For instance, the trio can’t go out to eat, but it has found at least one way to dodge that issue – having food delivered. Fry said they ordered pizza on one occasion.
The brothers also aren’t allowed to use electronics in the flimsy grey and red.
“We’re not going to cheat. We wouldn’t live it down,” he said. “We’ve gotten yelled at for going in to get our food.”
While all studying, sleeping and other activities must be done inside the close living quarters, the guys seem to be getting along just fine.
“They haven’t gotten on each other’s nerves – yet,” said LSA freshman Doug Cunningham, Pike’s public relations chair.
Keenan said the brothers who aren’t camping out have been supportive. They’ve sometimes shown it in strange ways, though – two brothers came out to the tent in the middle of the night and tried to scare the campers.
The campers have endured other midnight visitors, too.
“Wildlife is also kind of interesting, just hearing animals come up to the tent,” Fry said.
This is the first time Pike has held a charity camp-out.
Fry, the chair of Comedy Night, said he chose the unorthodox fundraising method because it would allow the rest of the fraternity brothers to be directly involved in the fundraising.
Fry said Pike chose to raise money for Michigan Reach Out! because of the relationship between the two groups. Members of the fraternity mentor children in the program.

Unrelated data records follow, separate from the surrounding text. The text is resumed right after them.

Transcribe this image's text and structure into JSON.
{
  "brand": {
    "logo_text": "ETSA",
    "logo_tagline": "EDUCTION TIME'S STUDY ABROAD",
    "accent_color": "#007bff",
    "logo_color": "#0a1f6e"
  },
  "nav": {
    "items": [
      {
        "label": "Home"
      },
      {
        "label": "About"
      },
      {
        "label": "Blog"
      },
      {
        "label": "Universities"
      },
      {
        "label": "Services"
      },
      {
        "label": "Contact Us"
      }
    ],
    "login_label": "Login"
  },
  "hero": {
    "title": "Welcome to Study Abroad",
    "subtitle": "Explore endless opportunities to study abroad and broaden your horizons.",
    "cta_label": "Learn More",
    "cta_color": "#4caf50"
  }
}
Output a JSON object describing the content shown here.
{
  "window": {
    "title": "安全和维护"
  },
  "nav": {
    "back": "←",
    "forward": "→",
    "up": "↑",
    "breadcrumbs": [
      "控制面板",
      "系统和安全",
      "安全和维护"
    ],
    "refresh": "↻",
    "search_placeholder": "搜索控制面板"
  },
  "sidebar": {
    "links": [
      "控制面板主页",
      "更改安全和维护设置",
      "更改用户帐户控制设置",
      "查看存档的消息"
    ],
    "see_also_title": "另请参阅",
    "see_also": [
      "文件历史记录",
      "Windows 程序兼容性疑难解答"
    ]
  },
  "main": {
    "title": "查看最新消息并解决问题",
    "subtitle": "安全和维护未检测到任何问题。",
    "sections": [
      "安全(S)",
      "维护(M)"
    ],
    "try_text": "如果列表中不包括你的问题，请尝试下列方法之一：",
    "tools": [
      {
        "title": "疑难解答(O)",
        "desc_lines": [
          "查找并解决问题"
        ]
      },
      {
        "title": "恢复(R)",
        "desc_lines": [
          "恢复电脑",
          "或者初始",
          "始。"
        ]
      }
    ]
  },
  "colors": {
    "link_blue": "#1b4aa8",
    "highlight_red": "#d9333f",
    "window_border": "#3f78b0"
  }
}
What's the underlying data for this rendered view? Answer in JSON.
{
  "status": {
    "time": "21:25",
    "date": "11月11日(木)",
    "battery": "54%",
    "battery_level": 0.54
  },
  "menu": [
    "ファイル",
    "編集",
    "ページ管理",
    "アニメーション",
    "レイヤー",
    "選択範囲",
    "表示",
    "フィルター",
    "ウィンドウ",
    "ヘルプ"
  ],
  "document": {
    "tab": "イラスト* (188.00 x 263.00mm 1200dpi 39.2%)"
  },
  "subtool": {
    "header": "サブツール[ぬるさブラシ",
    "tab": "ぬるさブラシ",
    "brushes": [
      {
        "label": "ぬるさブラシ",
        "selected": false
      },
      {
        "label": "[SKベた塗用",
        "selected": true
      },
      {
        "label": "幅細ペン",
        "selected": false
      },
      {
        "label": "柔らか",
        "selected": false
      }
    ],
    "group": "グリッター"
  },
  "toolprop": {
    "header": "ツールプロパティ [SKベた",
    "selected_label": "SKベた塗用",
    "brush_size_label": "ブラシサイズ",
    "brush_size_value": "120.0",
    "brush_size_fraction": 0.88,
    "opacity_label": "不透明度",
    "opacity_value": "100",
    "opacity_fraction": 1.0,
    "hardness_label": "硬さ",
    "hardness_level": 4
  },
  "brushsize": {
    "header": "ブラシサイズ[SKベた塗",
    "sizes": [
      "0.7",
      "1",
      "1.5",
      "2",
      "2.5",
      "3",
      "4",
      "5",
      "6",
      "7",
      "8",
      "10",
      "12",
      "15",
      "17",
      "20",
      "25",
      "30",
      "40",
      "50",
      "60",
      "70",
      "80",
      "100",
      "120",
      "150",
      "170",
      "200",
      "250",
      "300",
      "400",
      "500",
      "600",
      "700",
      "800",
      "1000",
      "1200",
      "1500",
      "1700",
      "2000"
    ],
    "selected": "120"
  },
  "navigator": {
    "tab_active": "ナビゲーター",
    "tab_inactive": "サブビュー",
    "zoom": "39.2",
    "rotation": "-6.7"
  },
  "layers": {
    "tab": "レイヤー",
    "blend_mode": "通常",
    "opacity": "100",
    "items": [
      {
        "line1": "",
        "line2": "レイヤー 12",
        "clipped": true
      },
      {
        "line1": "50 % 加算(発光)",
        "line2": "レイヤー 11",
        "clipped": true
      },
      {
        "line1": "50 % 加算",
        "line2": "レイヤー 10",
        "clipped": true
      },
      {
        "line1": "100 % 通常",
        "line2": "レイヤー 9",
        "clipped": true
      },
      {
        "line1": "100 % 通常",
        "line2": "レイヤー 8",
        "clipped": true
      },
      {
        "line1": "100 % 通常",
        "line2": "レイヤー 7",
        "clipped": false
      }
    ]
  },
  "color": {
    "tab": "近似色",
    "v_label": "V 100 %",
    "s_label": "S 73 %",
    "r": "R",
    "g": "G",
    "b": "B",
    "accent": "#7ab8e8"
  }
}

“It has close ties to our house – over 130 brothers have been involved. It’s also a great charity for the Ann Arbor community,” he said. “We can bring out all the mentors and bring out some of the kids.”
Fry said living in the great outdoors has had at least one other added benefit.
“Part of the thing is that we can’t watch TV all week, which is actually good, because we’re going to be a lot more productive,” said Fry.